I do not think this is a major issue. Other examples can be used. What matters is that he demonstrates how it is done. There is a lot of literature that helps cancel out the other images of the faith and the religious sense. The first thing that comes to mind are the stories of Flannery O’Connor about violence and grace. Or the novels by Walker Percy such as The Moviegoer, Love in the Ruins, and Lost in the Cosmos. I think that the youth can identify with the sense of feeling shipwrecked, that is, feeling abandoned and waiting to hear a message that never seems to come but is still worth waiting for.

In the current polarized state of our culture, the questions that constitute the religious sense can be new territory to start from together.
Many young people are tired of debates that seem to go nowhere. They are also tired because people reduce faith and the church to a collection of beliefs. Instead, I like to think of the title of a book by Flannery O’Connor called Everything That Rises Must Converge. If we start from the topics that divide us, we can argue and debate all we want without gaining anything, because those who are a-religious do not have a sense of the beauty of the faith and tradition; that is, the point where everything that emerges converges. Our
task is to show that the church’s teachings are not a list of restrictions, but something intrinsically fascinating, because He who has started this small group of followers, the Christians, was rich but became poor for our sake. This is something that is attractive if it is taken seriously because it is beautiful and sheds light on everything else. When this is understood, only then is it worth discussing with someone who thinks differently. But the point is that something must be communicated even before starting a debate.

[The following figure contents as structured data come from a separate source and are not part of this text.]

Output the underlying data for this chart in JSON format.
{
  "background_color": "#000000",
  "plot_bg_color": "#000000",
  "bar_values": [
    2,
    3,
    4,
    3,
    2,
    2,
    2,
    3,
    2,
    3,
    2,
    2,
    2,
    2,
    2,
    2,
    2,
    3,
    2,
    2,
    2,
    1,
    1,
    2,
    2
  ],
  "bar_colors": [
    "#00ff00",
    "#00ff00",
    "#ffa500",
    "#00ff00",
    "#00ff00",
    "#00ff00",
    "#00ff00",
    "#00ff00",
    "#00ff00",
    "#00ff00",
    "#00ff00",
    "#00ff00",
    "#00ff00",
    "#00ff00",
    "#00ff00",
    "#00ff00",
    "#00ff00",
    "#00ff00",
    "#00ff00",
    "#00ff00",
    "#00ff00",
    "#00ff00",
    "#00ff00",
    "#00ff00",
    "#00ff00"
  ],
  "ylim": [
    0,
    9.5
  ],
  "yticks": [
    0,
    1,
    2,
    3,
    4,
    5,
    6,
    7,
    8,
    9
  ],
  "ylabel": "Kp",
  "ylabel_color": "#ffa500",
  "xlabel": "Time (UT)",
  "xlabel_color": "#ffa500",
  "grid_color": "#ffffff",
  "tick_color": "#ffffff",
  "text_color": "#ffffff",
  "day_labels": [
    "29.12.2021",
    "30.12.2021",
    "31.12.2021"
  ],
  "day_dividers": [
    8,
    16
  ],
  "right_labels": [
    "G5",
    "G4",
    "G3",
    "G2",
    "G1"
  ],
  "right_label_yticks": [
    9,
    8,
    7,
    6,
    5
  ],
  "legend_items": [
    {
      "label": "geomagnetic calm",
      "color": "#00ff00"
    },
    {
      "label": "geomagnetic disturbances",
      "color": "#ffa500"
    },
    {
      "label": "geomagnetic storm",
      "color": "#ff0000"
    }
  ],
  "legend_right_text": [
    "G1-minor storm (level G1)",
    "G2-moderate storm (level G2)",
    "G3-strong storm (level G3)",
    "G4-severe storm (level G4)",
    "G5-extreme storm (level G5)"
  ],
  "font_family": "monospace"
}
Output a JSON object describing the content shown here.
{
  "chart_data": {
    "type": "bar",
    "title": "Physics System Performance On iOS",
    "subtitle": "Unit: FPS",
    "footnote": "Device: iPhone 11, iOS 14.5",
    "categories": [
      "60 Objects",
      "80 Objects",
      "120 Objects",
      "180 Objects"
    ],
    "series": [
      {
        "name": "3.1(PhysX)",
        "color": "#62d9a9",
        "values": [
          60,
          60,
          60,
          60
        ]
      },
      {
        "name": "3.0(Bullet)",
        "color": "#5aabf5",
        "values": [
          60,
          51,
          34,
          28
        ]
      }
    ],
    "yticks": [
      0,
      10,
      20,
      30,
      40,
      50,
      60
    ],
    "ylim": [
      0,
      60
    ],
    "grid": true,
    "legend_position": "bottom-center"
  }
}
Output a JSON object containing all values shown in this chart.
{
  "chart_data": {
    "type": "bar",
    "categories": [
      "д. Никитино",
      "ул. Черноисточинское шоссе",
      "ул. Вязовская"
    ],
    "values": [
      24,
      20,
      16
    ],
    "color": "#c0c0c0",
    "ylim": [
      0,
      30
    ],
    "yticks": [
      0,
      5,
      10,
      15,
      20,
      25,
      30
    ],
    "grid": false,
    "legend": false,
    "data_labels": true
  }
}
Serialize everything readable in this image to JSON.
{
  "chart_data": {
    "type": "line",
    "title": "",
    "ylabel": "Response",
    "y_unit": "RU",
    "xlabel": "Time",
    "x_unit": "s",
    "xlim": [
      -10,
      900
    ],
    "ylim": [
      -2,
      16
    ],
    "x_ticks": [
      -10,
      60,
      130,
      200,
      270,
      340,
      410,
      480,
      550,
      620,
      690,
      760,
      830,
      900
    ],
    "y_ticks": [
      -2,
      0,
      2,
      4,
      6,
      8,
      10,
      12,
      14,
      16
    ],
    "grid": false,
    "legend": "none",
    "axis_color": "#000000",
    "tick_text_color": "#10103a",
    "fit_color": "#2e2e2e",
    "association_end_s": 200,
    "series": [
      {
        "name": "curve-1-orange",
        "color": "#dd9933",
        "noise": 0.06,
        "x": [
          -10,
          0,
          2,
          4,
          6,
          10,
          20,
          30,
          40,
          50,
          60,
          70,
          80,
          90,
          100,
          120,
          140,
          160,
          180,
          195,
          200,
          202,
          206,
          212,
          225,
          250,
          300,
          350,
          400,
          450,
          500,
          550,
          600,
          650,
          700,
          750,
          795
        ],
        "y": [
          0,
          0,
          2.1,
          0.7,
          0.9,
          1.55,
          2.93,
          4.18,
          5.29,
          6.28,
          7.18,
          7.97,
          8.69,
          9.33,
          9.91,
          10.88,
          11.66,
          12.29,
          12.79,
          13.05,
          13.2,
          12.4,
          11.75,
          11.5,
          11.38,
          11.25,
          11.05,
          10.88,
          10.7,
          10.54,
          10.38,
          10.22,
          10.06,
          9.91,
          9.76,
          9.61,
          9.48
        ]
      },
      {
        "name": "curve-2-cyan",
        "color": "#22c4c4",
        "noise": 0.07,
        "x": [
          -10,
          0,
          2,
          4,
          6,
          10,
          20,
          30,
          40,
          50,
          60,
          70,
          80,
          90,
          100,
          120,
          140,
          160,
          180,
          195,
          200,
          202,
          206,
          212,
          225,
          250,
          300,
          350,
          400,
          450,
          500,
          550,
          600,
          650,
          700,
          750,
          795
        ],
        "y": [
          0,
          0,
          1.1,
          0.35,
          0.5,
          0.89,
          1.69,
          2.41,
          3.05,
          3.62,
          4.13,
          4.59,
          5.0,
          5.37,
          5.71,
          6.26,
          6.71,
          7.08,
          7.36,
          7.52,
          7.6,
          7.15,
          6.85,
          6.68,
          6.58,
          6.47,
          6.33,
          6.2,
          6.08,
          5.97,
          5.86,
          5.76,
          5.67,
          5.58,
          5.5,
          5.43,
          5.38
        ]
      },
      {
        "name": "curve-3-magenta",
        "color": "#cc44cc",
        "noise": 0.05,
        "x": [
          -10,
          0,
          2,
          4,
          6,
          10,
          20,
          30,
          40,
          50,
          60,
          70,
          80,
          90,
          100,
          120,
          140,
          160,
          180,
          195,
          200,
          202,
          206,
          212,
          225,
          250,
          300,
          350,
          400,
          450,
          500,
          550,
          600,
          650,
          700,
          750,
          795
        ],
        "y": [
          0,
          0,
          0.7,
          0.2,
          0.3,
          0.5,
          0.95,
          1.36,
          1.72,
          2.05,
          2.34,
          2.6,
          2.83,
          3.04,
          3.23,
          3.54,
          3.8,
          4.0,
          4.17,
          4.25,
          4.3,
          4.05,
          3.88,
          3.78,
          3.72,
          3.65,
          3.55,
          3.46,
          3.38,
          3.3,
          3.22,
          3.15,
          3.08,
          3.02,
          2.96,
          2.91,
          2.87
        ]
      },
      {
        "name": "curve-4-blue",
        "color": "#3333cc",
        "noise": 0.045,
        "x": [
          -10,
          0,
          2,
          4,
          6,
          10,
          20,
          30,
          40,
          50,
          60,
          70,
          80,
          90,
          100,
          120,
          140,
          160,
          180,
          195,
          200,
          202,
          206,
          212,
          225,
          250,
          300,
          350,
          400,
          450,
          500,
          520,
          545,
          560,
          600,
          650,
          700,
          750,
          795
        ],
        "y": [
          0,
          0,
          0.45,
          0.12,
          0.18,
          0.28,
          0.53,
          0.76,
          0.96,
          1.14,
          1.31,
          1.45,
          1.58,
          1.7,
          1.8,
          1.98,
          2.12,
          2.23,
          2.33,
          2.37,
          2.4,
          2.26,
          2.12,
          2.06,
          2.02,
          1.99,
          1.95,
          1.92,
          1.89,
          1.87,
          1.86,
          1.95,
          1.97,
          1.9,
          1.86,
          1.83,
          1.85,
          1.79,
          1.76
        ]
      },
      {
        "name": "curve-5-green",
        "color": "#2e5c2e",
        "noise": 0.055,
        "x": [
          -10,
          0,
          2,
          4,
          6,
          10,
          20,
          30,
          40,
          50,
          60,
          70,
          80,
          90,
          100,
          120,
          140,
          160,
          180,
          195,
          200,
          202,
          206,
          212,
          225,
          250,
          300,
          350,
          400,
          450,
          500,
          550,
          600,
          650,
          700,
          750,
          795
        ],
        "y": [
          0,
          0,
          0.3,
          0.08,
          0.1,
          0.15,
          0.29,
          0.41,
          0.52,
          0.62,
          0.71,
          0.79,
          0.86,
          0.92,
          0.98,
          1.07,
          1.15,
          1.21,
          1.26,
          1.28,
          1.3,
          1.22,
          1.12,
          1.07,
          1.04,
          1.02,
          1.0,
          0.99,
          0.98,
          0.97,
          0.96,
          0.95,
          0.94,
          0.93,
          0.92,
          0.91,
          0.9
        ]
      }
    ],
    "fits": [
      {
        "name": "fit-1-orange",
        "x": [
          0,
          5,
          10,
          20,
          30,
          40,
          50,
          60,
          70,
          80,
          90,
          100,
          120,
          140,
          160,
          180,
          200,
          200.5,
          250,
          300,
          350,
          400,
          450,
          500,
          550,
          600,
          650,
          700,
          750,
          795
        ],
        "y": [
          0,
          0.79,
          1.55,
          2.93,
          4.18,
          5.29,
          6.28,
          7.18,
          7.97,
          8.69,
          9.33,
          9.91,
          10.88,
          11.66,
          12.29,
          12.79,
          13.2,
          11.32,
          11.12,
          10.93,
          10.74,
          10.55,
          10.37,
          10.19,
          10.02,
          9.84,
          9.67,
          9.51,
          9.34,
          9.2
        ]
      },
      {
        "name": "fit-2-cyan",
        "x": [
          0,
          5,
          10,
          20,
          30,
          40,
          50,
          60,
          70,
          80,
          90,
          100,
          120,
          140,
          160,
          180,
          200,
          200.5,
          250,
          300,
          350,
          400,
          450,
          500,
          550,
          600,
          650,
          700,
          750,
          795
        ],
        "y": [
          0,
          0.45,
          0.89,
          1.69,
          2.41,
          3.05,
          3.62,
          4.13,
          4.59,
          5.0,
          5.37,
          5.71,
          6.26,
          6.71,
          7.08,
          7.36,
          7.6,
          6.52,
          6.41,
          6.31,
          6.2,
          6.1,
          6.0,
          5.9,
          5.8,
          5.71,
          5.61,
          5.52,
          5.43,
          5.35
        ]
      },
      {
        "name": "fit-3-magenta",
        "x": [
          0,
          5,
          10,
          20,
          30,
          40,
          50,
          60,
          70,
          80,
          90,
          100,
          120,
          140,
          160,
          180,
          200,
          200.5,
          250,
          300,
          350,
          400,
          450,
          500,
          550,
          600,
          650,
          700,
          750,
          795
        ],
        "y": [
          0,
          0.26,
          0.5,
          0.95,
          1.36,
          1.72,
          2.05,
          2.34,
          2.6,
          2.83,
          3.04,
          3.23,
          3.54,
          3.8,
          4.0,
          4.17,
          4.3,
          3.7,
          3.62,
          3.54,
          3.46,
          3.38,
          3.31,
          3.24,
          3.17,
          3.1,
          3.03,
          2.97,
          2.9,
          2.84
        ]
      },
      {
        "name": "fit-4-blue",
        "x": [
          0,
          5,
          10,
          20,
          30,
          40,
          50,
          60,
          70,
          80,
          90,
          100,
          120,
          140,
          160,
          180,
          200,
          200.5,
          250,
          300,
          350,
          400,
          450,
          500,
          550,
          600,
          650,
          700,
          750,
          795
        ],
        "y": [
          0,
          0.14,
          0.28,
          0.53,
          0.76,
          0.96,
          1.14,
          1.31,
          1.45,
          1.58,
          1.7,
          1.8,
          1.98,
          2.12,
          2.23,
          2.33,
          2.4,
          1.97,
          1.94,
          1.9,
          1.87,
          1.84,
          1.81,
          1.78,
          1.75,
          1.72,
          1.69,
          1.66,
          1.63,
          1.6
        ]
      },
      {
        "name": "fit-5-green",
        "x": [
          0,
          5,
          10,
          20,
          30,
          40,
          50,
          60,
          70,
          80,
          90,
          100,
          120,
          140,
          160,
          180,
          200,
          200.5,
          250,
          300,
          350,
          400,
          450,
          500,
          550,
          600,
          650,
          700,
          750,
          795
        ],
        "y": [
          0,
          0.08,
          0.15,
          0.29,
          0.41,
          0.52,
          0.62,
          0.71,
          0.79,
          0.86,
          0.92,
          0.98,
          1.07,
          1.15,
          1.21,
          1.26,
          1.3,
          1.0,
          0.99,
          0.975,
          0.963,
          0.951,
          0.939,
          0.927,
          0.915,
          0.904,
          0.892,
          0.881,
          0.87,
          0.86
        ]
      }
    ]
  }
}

Which page of this book struck you the most?
The last one. Can I read it?

Of course.
“The fundamental dogma of the Enlightenment is the impossibility of a revelation. This is the taboo preached by all liberal philosophy and its materialistic heirs.” This is the aim of universities today, even those who hide behind religious language. This is the consequence of Kant’s attempt to translate the terms of revelation into terms of pure reason. I love this book because it emphasizes how such a claim falls short. Giussani continues: “The affirmation of this impossibility is the extreme attempt that reason makes in order to dictate by itself the measure of the real, and therefore, the measure of the possible and impossible in reality. But the hypothesis of Revelation cannot be destroyed by any preconception or option. It raises a factual issue to which the nature of the human heart is originally open. This openness must prevail if life is to be realized. The destiny of the ‘religious sense’ is totally tied to it.” Then the book concludes with a quote by Franz Kafka that moves me every time I read it: “This is the frontier of human dignity: ‘Even if salvation does not come, still I want to be worthy of it in every instant.’” For me, Giussani calling us to have a reason that is open is decisive. This book provides the tools to say: No, the default position of today’s culture does not correspond to my heart because it is reasonable to be open to the intervention of grace. In the English edition (in the endnotes) there is another quote by Kafka that is provoking.

Will you read that also?
“I try to be a true attendant upon grace. Perhaps it will come–perhaps it will not come. Perhaps this quiet yet unquiet waiting is the harbinger of grace or perhaps it is grace itself. I do not know. But that does not disturb me.” That’s incredible. It is the kind of spiritual advice that helps you rise above your problems. God is the one who can save us if He wants to. Our responsibility is to desire this even when it seems impossible.